During the AIC Winter Camp 2013, youth of all ages were welcomed to the warm community lodge of the AIC where bellies were warmed every morning with hot eats prepared with the loving hands of AIC community members and staff. After having breakfast, the ceremony of learning began both in sport and in study. With access to the 3rd floor, students and volunteers, learned the importance of teamwork and sportsmanship while playing basketball with community members like Negwes White and Robert Hinmon. There was some variation for youth who prefer activities like archery, salve making, yoga, and native crafts.
After that, kids went to work on the Lakota Winter Count project. For those of you who are unfamiliar – the Winter Count is a cyclical pattern of pictographs that depict major occurrences happening over a period of time, produced on the back of an animal hide and kept by special members of the community. The Winter Count has many purposes but basically it was used to communicate from the past to the future. We at the American Indian Center feel that the Winter Count Project can be a path to connecting our urban heritage with that of our ancestors. This is kind of like our gift to the AIC community of the future. One of our Community Science Facilitators noticed how, “being Indian, we think of everything in circles and spirals, much like the stars in the Milky Way or the rings in a tree. When we think about narrative, we notice our stories are connections to the universe across space and time.”

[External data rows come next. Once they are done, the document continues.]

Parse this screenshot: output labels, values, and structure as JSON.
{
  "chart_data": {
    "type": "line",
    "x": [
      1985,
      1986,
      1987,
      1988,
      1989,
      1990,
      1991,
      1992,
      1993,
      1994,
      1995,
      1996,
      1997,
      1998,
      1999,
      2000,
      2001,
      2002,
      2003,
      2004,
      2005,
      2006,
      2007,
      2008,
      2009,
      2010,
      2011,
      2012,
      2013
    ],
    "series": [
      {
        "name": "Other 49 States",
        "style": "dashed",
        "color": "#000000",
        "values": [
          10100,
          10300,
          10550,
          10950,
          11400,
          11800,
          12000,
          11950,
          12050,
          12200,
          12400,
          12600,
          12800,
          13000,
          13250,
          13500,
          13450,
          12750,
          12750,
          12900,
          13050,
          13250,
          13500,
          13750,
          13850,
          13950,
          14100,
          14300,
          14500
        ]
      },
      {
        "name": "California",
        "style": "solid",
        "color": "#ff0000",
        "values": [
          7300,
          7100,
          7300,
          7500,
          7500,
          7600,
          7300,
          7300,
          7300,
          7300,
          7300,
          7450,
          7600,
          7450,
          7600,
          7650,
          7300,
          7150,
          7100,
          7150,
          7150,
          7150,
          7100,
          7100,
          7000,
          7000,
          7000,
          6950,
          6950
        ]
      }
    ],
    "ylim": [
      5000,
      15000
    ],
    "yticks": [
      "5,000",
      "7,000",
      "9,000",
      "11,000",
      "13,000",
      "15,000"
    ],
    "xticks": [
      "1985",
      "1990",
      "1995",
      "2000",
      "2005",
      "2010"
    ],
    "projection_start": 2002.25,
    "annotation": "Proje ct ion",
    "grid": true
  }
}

The Winter Count Project consisted of a 5 part lesson plan: grounding ourselves with the four directions, introducing the Lakota winter Count and making our own short counts, and exploring the Field Museum for Winter Count and other indigenous methods of record keeping.

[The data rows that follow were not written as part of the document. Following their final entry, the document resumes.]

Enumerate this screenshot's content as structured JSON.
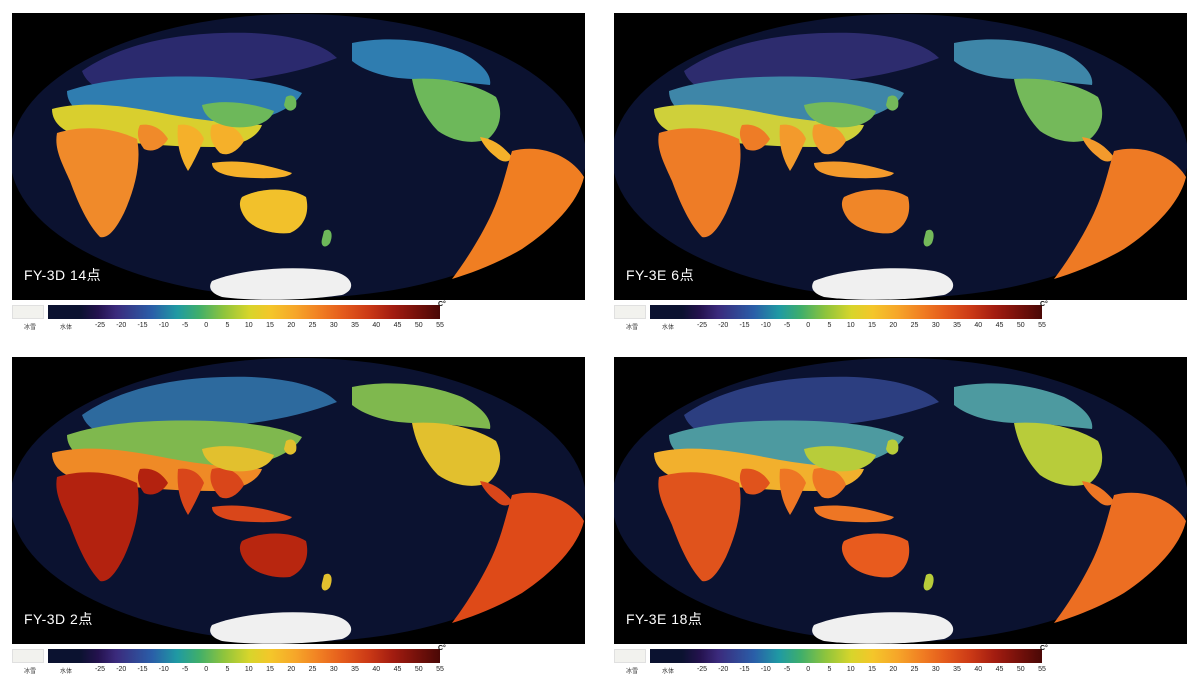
{
  "panels": [
    {
      "label": "FY-3D  14点",
      "variant": "day"
    },
    {
      "label": "FY-3E  6点",
      "variant": "morning"
    },
    {
      "label": "FY-3D  2点",
      "variant": "hot"
    },
    {
      "label": "FY-3E  18点",
      "variant": "evening"
    }
  ],
  "legend": {
    "snow_label": "冰雪",
    "water_label": "水体",
    "unit": "C°",
    "ticks": [
      "-25",
      "-20",
      "-15",
      "-10",
      "-5",
      "0",
      "5",
      "10",
      "15",
      "20",
      "25",
      "30",
      "35",
      "40",
      "45",
      "50",
      "55"
    ]
  },
  "colors": {
    "ocean": "#0b1230",
    "background": "#000000",
    "antarctica": "#f0f0f0"
  }
}
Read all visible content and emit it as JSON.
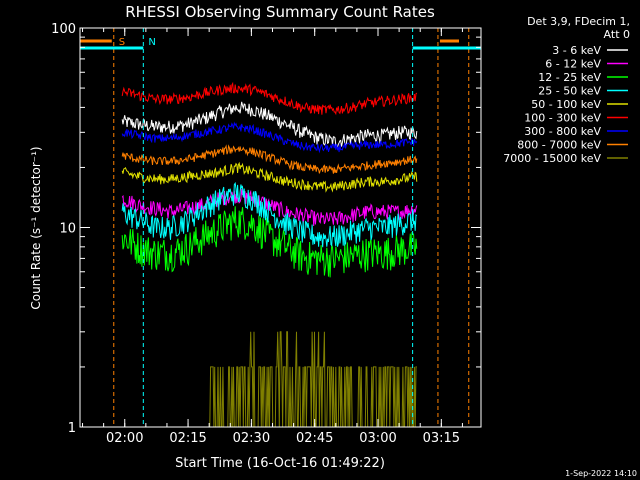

Again, big thanks go out to Robert Wapahi who helped facilitate this project. “It’s not something everybody did,” says Robert, “a lot of times it would be an artist or someone in the community whose job it was to keep track of the happenings in the universe.” Robert gifted the project a deer hide he says was “just collecting dust.” If you get a chance, come down to the Indian Center and see the beginning of an Old/New AIC tradition and bring Robert Wapahi some Fritos – he loves them.
Gathering our stories on our own short counts (moon count), we looked at some commonalities and found that some of our stories were shared but offered an individual perspective. This was exactly what we hoped for. In the end we learned a lot about ourselves by doing as our ancestors by exploring narratives: individual, community, and world. From what we experienced with kids and community – 2013 was the year of big changes.
During the Winter Break kids were also treated to winter fun and adventure exploring the Cook County Forest Preserves with snow shoes and sleds! The American Indian Center would like to thank, Adam Kessel (Lakota) of the Cook County Forest Preserve for his help and also congratulate him on his recent book: Zombie Gardening. Expect to hear more about the book in the future as the children have been requesting a visit from our friend Adam who was also a longtime staff member at the AIC.
The American Indian Center of Chicago would like to thank everyone who made the AIC Winter Camp 2013 a huge success. We must always remember that none of this would be possible without the help from our AIC friends and family. During the two weeks that CPS youth were on break we did – archery (w/Leonard Malatare), basketball (w/Negwes and Robert Hinmon), salve making (w/Felicia and Fawn), deer hoof bell skinning (w/Robert Wapahi), stick games (w/Leonard Malatare, Mavis Neconish, and Eli), Endrigohr (w/Allen Turner), made Wateca Bags (w/Fawn and Janie), snow shoeing (w/Adam), storytelling (w/Eli) and visited historical items (w/special help from Robert Wapahi and the Field Museum).
Thank you to all our volunteers and sponsors for the delicious lunches and snacks that we enjoyed: Tracy DeLeon and Family, the Francisco Family, CK Johnson, American Indian Health Services of Chicago and Staff. Special Thanks to Susan Powers for sharing her knowledge, history and stories with community!